Ele construiu vida, família e rotina nos Estados Unidos desde os anos 1980. Tinha residência permanente, endereço fixo e décadas de história no país. Ainda assim, uma viagem ao exterior mudou tudo. Ao retornar, foi barrado no aeroporto, detido por meses e, por fim, deportado. O caso reacende dúvidas sobre até que ponto o green card realmente garante estabilidade migratória.
A volta de viagem que terminou em detenção

Owen Ramsingh deixou os Países Baixos e se estabeleceu nos Estados Unidos em 1986. Ao longo de quase 40 anos, construiu vida no país, morando em Columbia, no estado do Missouri, ao lado da esposa e da filha. Ele possuía green card — a residência permanente que permite viver e trabalhar legalmente no território americano.
Mas em 27 de setembro de 2025, ao retornar de uma viagem à Europa, foi impedido de reentrar nos Estados Unidos no aeroporto O’Hare, em Chicago. Agentes do Serviço de Imigração e Controle de Aduanas (ICE) o detiveram imediatamente.
Segundo as autoridades, a retenção ocorreu devido a antecedentes criminais relacionados a drogas. Ramsingh foi transferido para um centro de detenção no Texas, onde permaneceu por meses enquanto o caso tramitava.
Inicialmente, um juiz de imigração indicou à família que bastaria apresentar determinados documentos para anular o processo de deportação. A expectativa era de que a situação fosse resolvida sem maiores consequências.

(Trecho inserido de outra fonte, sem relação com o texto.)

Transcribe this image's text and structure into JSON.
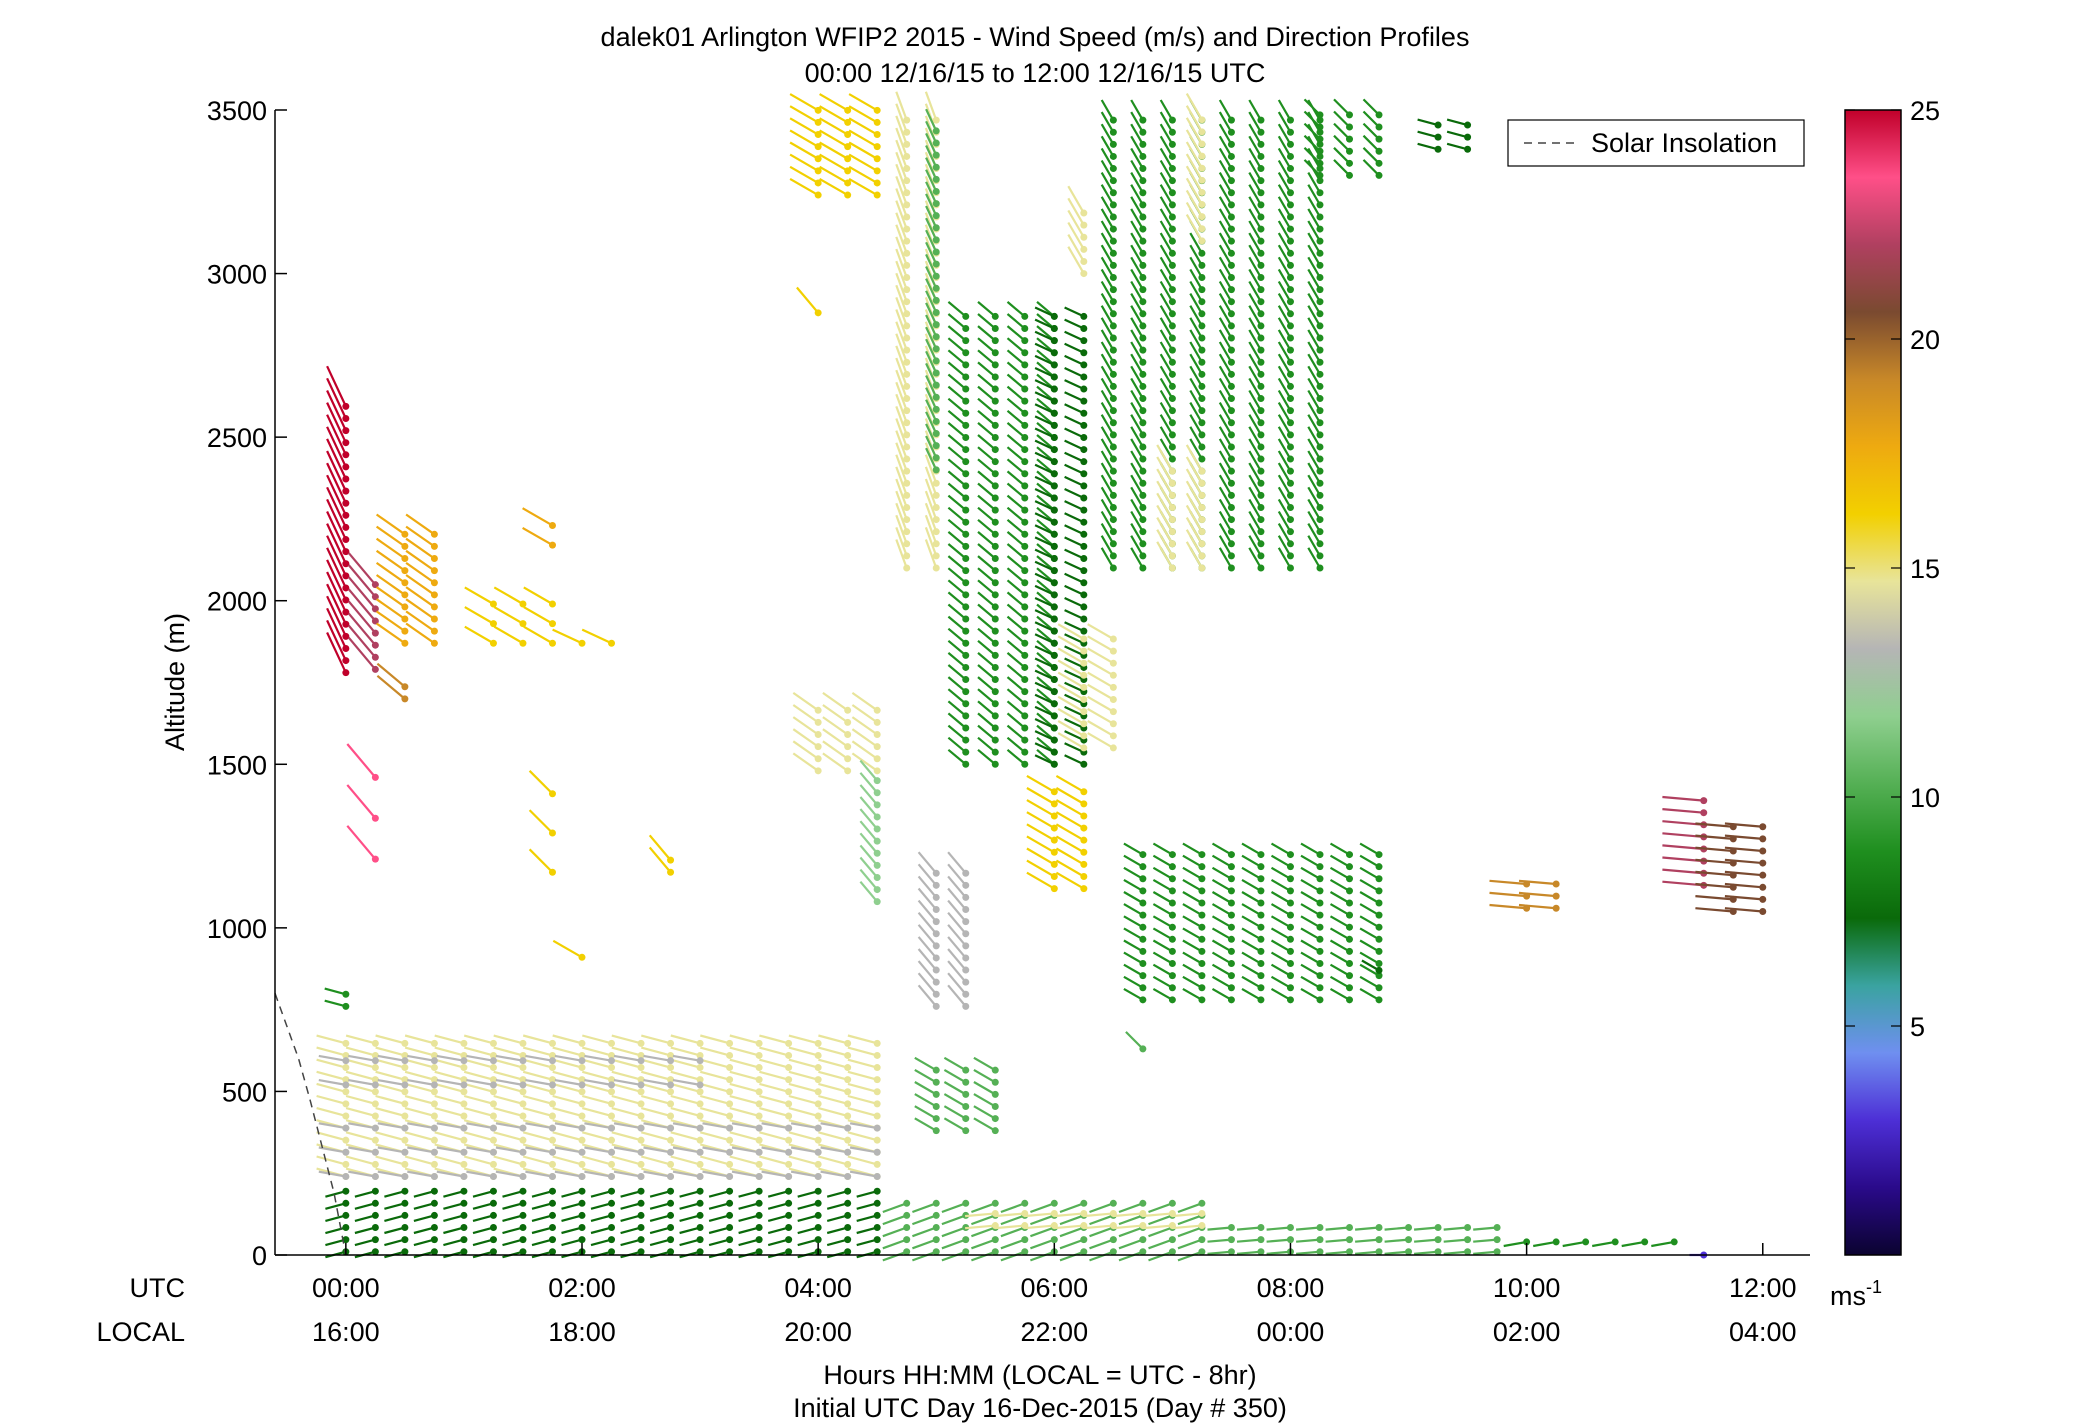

No entanto, o caso mudou de mãos. Um segundo magistrado assumiu o processo, Ramsingh foi transferido para o Novo México e o cenário se alterou drasticamente. O novo juiz decidiu dar continuidade à deportação.
Os antecedentes citados incluem duas ocorrências: uma relacionada à cocaína, nos anos 1990 — quando ele tinha 16 anos e foi julgado como adulto — e outra envolvendo maconha, registrada em 2011.
Meses de detenção e o retorno definitivo à Europa
Após meses sob custódia do ICE, Ramsingh foi oficialmente liberado em 7 de fevereiro — mas para embarcar em um voo rumo a Amsterdã. A deportação foi confirmada pela esposa, Diana, em uma publicação nas redes sociais.
Ela informou que ele estava a caminho dos Países Baixos e que ela e a filha se juntariam a ele no dia seguinte. A mudança, segundo a família, será definitiva.
O casal agora tenta reorganizar a vida no país de origem dele, após décadas estabelecido nos Estados Unidos. A esposa indicou que pretende documentar o processo de transição para amigos e apoiadores.
O episódio gerou debates em grupos comunitários e nas redes sociais, especialmente entre imigrantes de longa data que acreditam que o green card oferece proteção quase absoluta contra expulsão.
Quando um residente permanente pode ser deportado?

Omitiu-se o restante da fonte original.